期刊名称:Journal of Theoretical and Applied Information Technology
印刷版ISSN:1992-8645
电子版ISSN:1817-3195
出版年度:2017
卷号:95
期号:8
出版社:Journal of Theoretical and Applied
摘要:Record De-duplication is the important task under merging different database records. We can provide tuning results to the users after implementation of de-duplication operation. Existing approaches are failing under tuning of web databases and removal of duplicate records. All existing approaches are not providing efficient and effective results [1] [2] [3] [4]. In this paper we are designing one new prototype discussion related to effective and enhanced de-duplication. Prototype design starts with fuzzy clustering and genetic algorithm. Its can control more number of duplicate records compare to other approaches. Its saves more storage and time compare to other approaches [12] [13]. In distributed databases the complexity of finding similarity factor is very high. The existing techniques are not accurate to minimize the duplication in the same data base. In the present work a new technique is proposed to improve the accuracy level [24]. In the proposed work a multi-level technical process implemented like tuning.
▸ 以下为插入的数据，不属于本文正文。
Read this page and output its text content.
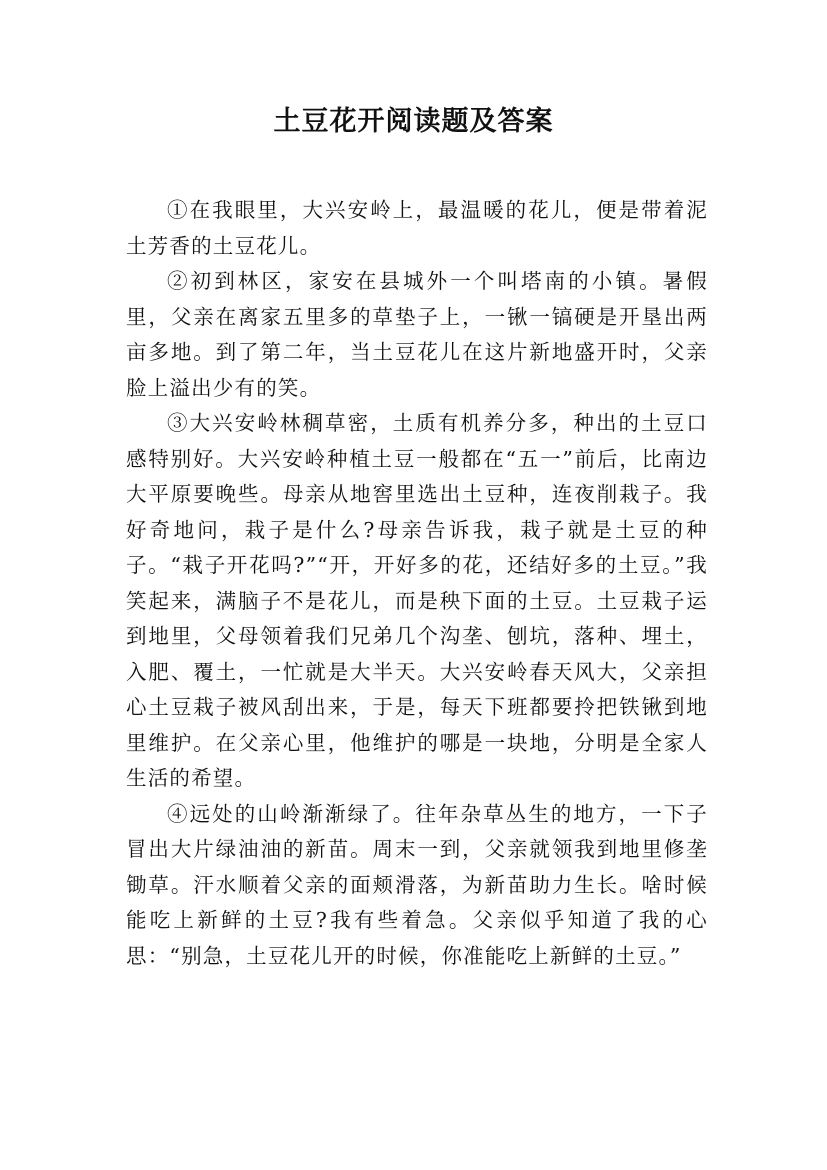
土豆花开阅读题及答案

①在我眼里，大兴安岭上，最温暖的花儿，便是带着泥土芳香的土豆花儿。

②初到林区，家安在县城外一个叫塔南的小镇。暑假里，父亲在离家五里多的草垫子上，一锹一镐硬是开垦出两亩多地。到了第二年，当土豆花儿在这片新地盛开时，父亲脸上溢出少有的笑。

③大兴安岭林稠草密，土质有机养分多，种出的土豆口感特别好。大兴安岭种植土豆一般都在“五一”前后，比南边大平原要晚些。母亲从地窖里选出土豆种，连夜削栽子。我好奇地问，栽子是什么?母亲告诉我，栽子就是土豆的种子。“栽子开花吗?”“开，开好多的花，还结好多的土豆。”我笑起来，满脑子不是花儿，而是秧下面的土豆。土豆栽子运到地里，父母领着我们兄弟几个沟垄、刨坑，落种、埋土，入肥、覆土，一忙就是大半天。大兴安岭春天风大，父亲担心土豆栽子被风刮出来，于是，每天下班都要拎把铁锹到地里维护。在父亲心里，他维护的哪是一块地，分明是全家人生活的希望。

④远处的山岭渐渐绿了。往年杂草丛生的地方，一下子冒出大片绿油油的新苗。周末一到，父亲就领我到地里修垄锄草。汗水顺着父亲的面颊滑落，为新苗助力生长。啥时候能吃上新鲜的土豆?我有些着急。父亲似乎知道了我的心思：“别急，土豆花儿开的时候，你准能吃上新鲜的土豆。”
The tuning technique finds all types of duplicated documents in the database. Here all duplicate files are searched with all attributes in sequential order in tree fashion. The results are further improved and reached to an optimized and acceptable range with new data duplication detection method with Genetic Algorithm (GA) and Particle Swarm Optimization (PSO). It further removes unwanted residual files from the database. Bases on the view of previous ranking system problems a new manifold ranking is proposed in the current research work. In the proposed system the ranking is evaluated with new multimodality manifold ranking with sink points.